During this last two weeks I have seen eleven plays–a personal record, I think. Among them were The Chilrden’s Hour and The Boys in the Band, presented in repertory by Portland’s defunkt theatre company.
Because I have wanted to see The Boys in the Band performed live for many years, I made a donation toward the support of its production, the first time I have done such a thing for a theatre organization. I assure you that it won’t be the last. Boys was performed in an actual living room, where the nine cast members were cheek by jowl with the twenty-one members of the audience arranged in folding chairs around the perimeter of the room. In such a setting you can feel the claustrophobia of the setting, as the crucible of Harold’s birthday party exerts its pressurized atmosphere on these closeted gay men in the year before the Stonewall Riots.
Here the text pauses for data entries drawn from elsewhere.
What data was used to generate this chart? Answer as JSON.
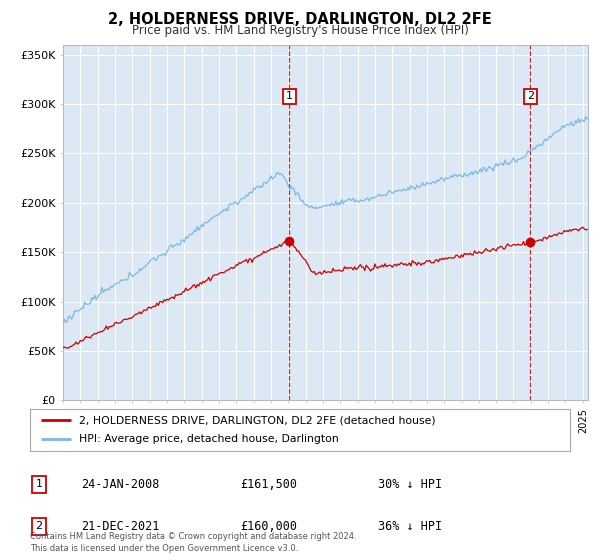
{
  "title": "2, HOLDERNESS DRIVE, DARLINGTON, DL2 2FE",
  "subtitle": "Price paid vs. HM Land Registry's House Price Index (HPI)",
  "bg_color": "#dce9f5",
  "ylabel": "",
  "ylim": [
    0,
    360000
  ],
  "yticks": [
    0,
    50000,
    100000,
    150000,
    200000,
    250000,
    300000,
    350000
  ],
  "ytick_labels": [
    "£0",
    "£50K",
    "£100K",
    "£150K",
    "£200K",
    "£250K",
    "£300K",
    "£350K"
  ],
  "xlim": [
    1995,
    2025.3
  ],
  "sale1_date": 2008.07,
  "sale1_price": 161500,
  "sale1_label": "1",
  "sale2_date": 2021.97,
  "sale2_price": 160000,
  "sale2_label": "2",
  "legend1_text": "2, HOLDERNESS DRIVE, DARLINGTON, DL2 2FE (detached house)",
  "legend2_text": "HPI: Average price, detached house, Darlington",
  "info1_num": "1",
  "info1_date": "24-JAN-2008",
  "info1_price": "£161,500",
  "info1_hpi": "30% ↓ HPI",
  "info2_num": "2",
  "info2_date": "21-DEC-2021",
  "info2_price": "£160,000",
  "info2_hpi": "36% ↓ HPI",
  "footer": "Contains HM Land Registry data © Crown copyright and database right 2024.\nThis data is licensed under the Open Government Licence v3.0.",
  "hpi_color": "#7ab8e8",
  "price_color": "#cc0000",
  "dashed_color": "#cc0000",
  "grid_color": "#d0d8e8",
  "label_box_color": "#cc0000"
}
Many gay men and lesbians find this play distasteful and full of self-loathing, but I believe it rings true for its times. The columnist Dan Savage has said something to the effect that dumb gay people owe their right to be dumb to the brave souls like those depicted in Boys, because you didn’t survive in those days if you weren’t smarter than most people in the room.
The defunkt ensemble did a good job, not always erasing my impressions of the William Friedkin movie from 1970 featuring the original off-Broadway cast reprising their roles. I think the most important aspect of this production was that, on the night I attended, the majority of the audience members were a generation younger than I. I hope that the lack of a proscenium arch removed any barriers–historical or otherwise–and helped them get inside the world of this play, which takes place within my adult lifetime (barely, though–I was thirteen in 1968).
Please do what you can in your communities to support your local arts. My life is enriched by experiencing live theatre so intimately, so personally. And to defunkt theatre–thanks for a job well done.